Studies show that many fathers mysteriously become very busy when special needs children are born. The stress of the extra work at home, the dramas of discussion with doctors with its mixture of bad and good news, the new lists of twenty things parents are supposed to be doing, the endless visits to therapists, facing the stressed-out wife in tears by dinner, is too much for some to handle. Work is a safe haven from the chaos of the special needs family life.
But if there is a percentage of parents who retreat to work when they have special needs children, isn't Sarah Palin one of them? What makes the problem convoluted, like something Orwell described in his coining of the term "doublespeak" is the way that Sarah Palin pretends to be the kind of mother who is on the front lines. Instead, she stands on a podium with this child as if he is a trophy of her domesticity, without admitting that she often works 800 miles from her family home, and now will be on a campaign trail for weeks. By doing this, she mocks me and all the parents of special needs children who have given up years of our lives to protect the dignity and futures of our children.
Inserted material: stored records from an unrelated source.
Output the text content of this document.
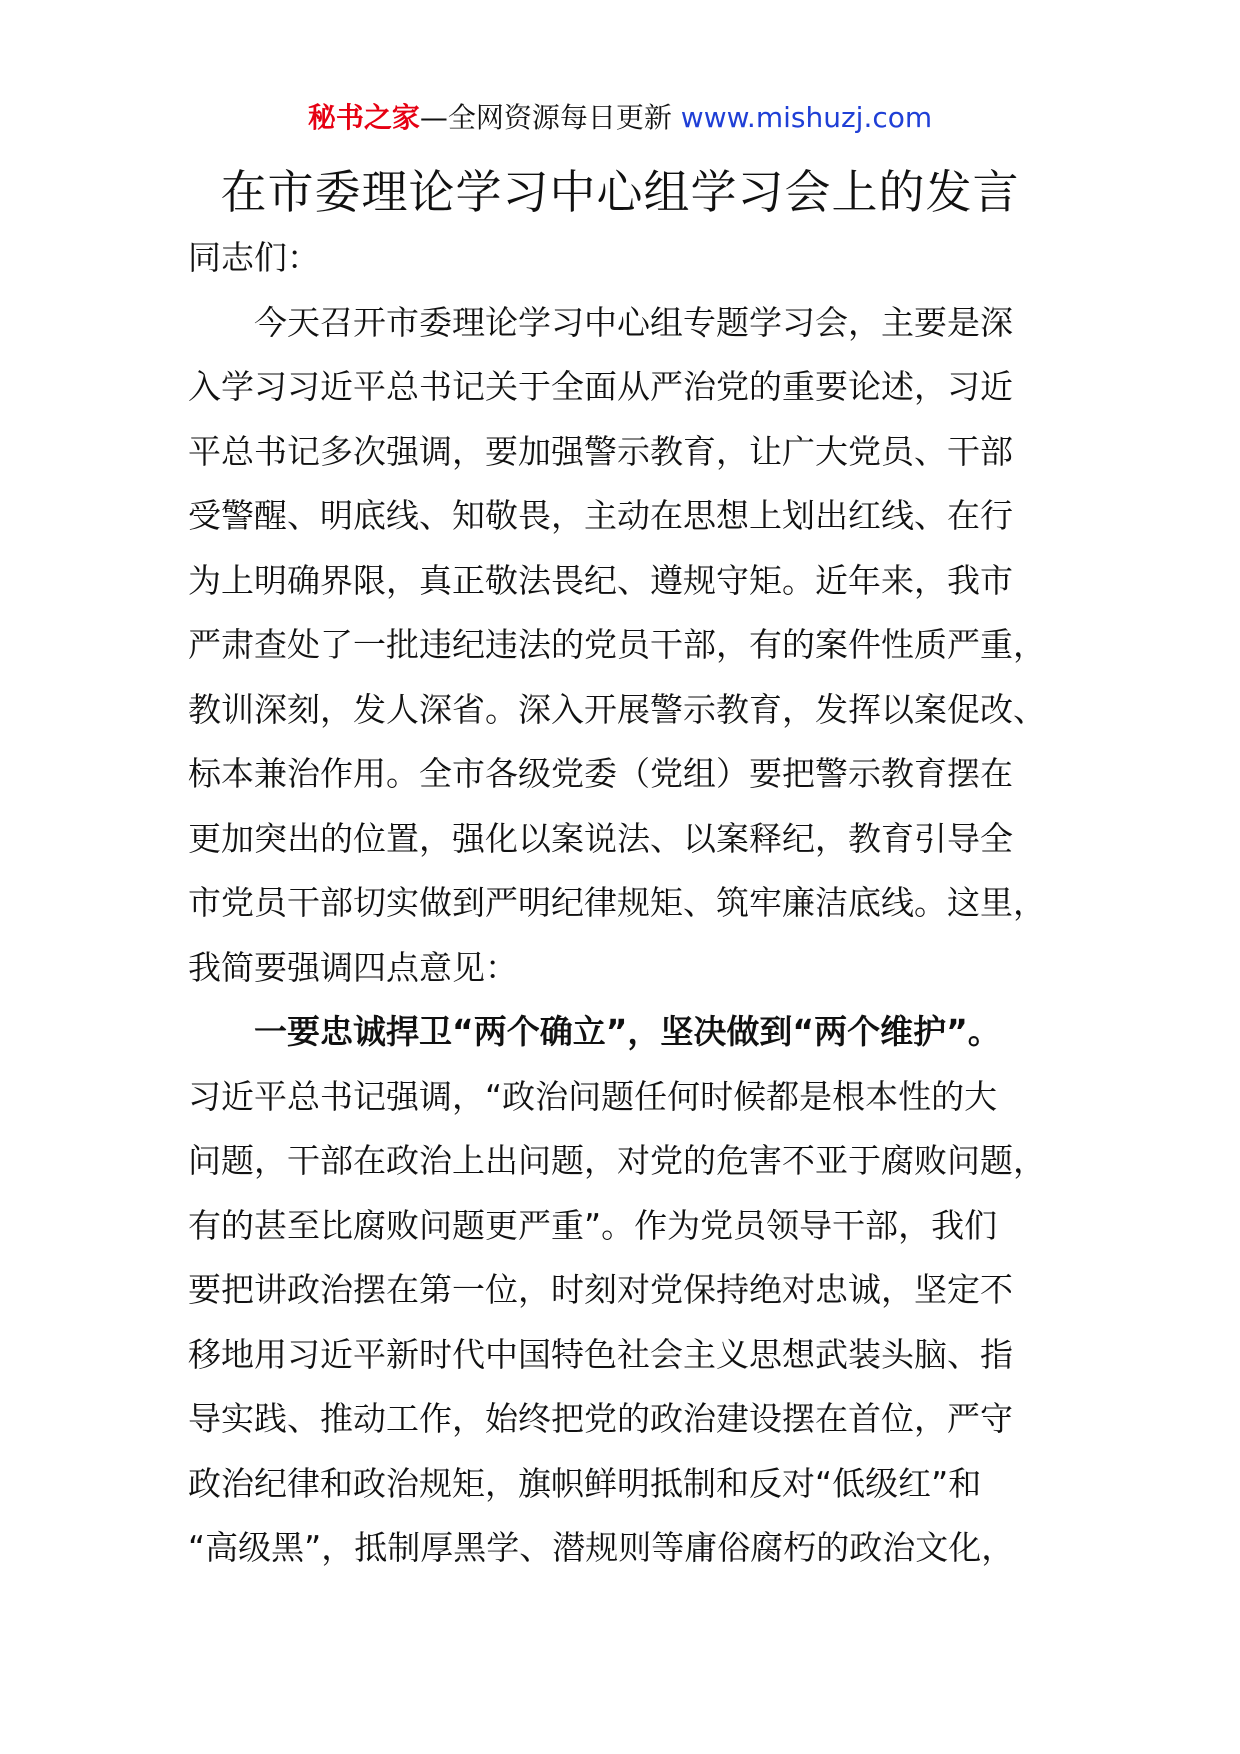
秘书之家—全网资源每日更新 www.mishuzj.com
在市委理论学习中心组学习会上的发言
同志们：
　　今天召开市委理论学习中心组专题学习会，主要是深
入学习习近平总书记关于全面从严治党的重要论述，习近
平总书记多次强调，要加强警示教育，让广大党员、干部
受警醒、明底线、知敬畏，主动在思想上划出红线、在行
为上明确界限，真正敬法畏纪、遵规守矩。近年来，我市
严肃查处了一批违纪违法的党员干部，有的案件性质严重，
教训深刻，发人深省。深入开展警示教育，发挥以案促改、
标本兼治作用。全市各级党委（党组）要把警示教育摆在
更加突出的位置，强化以案说法、以案释纪，教育引导全
市党员干部切实做到严明纪律规矩、筑牢廉洁底线。这里，
我简要强调四点意见：
　　一要忠诚捍卫“两个确立”，坚决做到“两个维护”。
习近平总书记强调，“政治问题任何时候都是根本性的大
问题，干部在政治上出问题，对党的危害不亚于腐败问题，
有的甚至比腐败问题更严重”。作为党员领导干部，我们
要把讲政治摆在第一位，时刻对党保持绝对忠诚，坚定不
移地用习近平新时代中国特色社会主义思想武装头脑、指
导实践、推动工作，始终把党的政治建设摆在首位，严守
政治纪律和政治规矩，旗帜鲜明抵制和反对“低级红”和
“高级黑”，抵制厚黑学、潜规则等庸俗腐朽的政治文化，
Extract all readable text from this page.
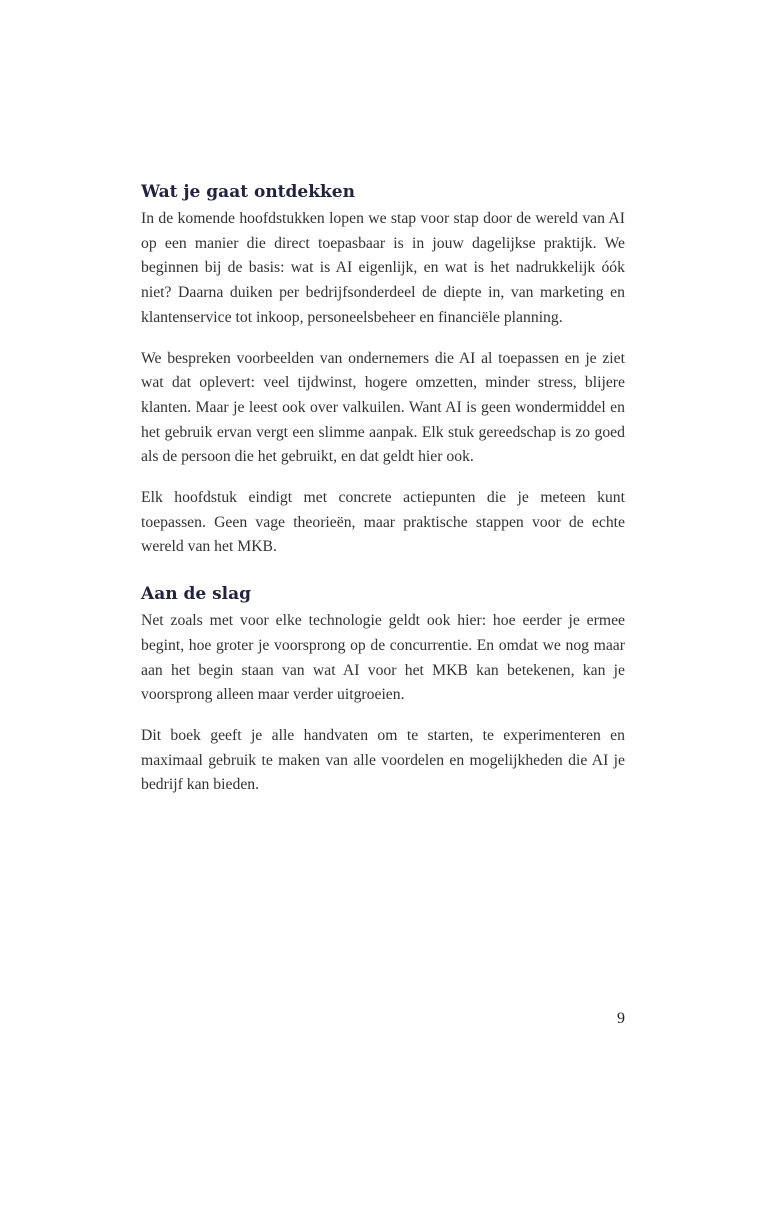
Wat je gaat ontdekken

In de komende hoofdstukken lopen we stap voor stap door de wereld van AI op een manier die direct toepasbaar is in jouw dagelijkse praktijk. We beginnen bij de basis: wat is AI eigenlijk, en wat is het nadrukkelijk óók niet? Daarna duiken per bedrijfsonderdeel de diepte in, van marketing en klantenservice tot inkoop, personeelsbeheer en financiële planning.

We bespreken voorbeelden van ondernemers die AI al toepassen en je ziet wat dat oplevert: veel tijdwinst, hogere omzetten, minder stress, blijere klanten. Maar je leest ook over valkuilen. Want AI is geen wondermiddel en het gebruik ervan vergt een slimme aanpak. Elk stuk gereedschap is zo goed als de persoon die het gebruikt, en dat geldt hier ook.

Elk hoofdstuk eindigt met concrete actiepunten die je meteen kunt toepassen. Geen vage theorieën, maar praktische stappen voor de echte wereld van het MKB.

Aan de slag

Net zoals met voor elke technologie geldt ook hier: hoe eerder je ermee begint, hoe groter je voorsprong op de concurrentie. En omdat we nog maar aan het begin staan van wat AI voor het MKB kan betekenen, kan je voorsprong alleen maar verder uitgroeien.

Dit boek geeft je alle handvaten om te starten, te experimenteren en maximaal gebruik te maken van alle voordelen en mogelijkheden die AI je bedrijf kan bieden.

9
"So are you saying that special needs children are solely the responsibility of mothers?" the feminist in me perseverates. "No! They are not," she insists. "But Palin parades her Down syndrome child at a convention, in an environment wholly hostile to a baby's delicate nervous system. She displays a teenager equally vulnerable, (and quite possibly a teenager who lacks proper guidance), while the baby lies in someone else's arms (ironically, that very teenager), a baby who lies limp-headed, ignored even while being starred at, surrounded by crowds of people who seem oblivious to the truth, that family values have skipped town in the arms of ambition.